Open justice holds that court proceedings, subject to exceptional cases, must be held in public.
The rationale for open justice is that it protects the rule of law and inspires public confidence in the administration of justice.
This is achieved by:
1. Informing the public of what is happening in the courts and how justice is being administered:
If the public could hear the evidence themselves, watch the proceedings and then hear the decision and the reasons for it, they could form their own judgment as to whether the system was operating fairly and delivering just outcomes.
– Hon Justice Stephen Hall
Direct observation and accurate reporting of court proceedings educates and informs the public about their rights and how justice is administered. It enables the public to see the law being applied equally and fairly, no matter the person’s rank or status, and includes a warning for those who breach the law.
The media play an important role in ensuring the public is informed about what is happening in the courts.
2. Scrutiny and accountability of the courts
Open Justice exposes the participants in the court proceedings to public scrutiny.
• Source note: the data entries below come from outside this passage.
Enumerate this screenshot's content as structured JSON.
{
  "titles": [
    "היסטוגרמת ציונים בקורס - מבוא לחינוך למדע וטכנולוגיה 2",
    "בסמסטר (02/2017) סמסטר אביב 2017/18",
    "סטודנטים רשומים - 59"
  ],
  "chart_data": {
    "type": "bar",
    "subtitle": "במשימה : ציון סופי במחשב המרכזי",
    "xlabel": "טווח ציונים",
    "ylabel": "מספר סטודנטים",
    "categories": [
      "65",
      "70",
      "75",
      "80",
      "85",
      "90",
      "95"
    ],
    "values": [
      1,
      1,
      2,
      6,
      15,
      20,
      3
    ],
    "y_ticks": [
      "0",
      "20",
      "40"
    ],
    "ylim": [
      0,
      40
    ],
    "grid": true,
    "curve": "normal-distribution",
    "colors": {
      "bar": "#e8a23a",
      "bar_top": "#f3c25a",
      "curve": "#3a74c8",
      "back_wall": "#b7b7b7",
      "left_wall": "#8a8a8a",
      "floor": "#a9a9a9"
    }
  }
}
It encourages:
- judges to meet the expected high standards of fairness and impartiality
- fair conduct by public prosecutors and police
- witnesses to come forward and to give truthful testimony
- accountability of government powers
3. Therapeutic Function
Open Justice includes a public judgement that provides public vindication for both the relevant parties and the community as a whole.
These three functions of Open Justice develop public confidence in the authority of the Courts resulting in a community that has confidence in the integrity and independence of the courts and who understand that the fair and appropriate way to deal with disputes and to achieve justice is through the courts.
The elements of an open court include:
- Accessible proceedings with no unreasonable impediment for attending and adequate space for the public to see and hear clearly the proceedings
- Accessible reports of proceedings that are fair and accurate including access to records on the court file and the publication of reasons
- Notification of cases being dealt with by the Courts through Court lists that are easily accessible and accurate
- Transparent and understandable proceedings for any member of the public who attends
Open justice is not an absolute right and at times there are exceptions such as to protect vulnerable people, ensure privacy regarding a secret process, national security or to secure the proper administration of justice.
Importantly, open justice continues even if the subject matter of the trial might be painful, embarrassing or humiliating.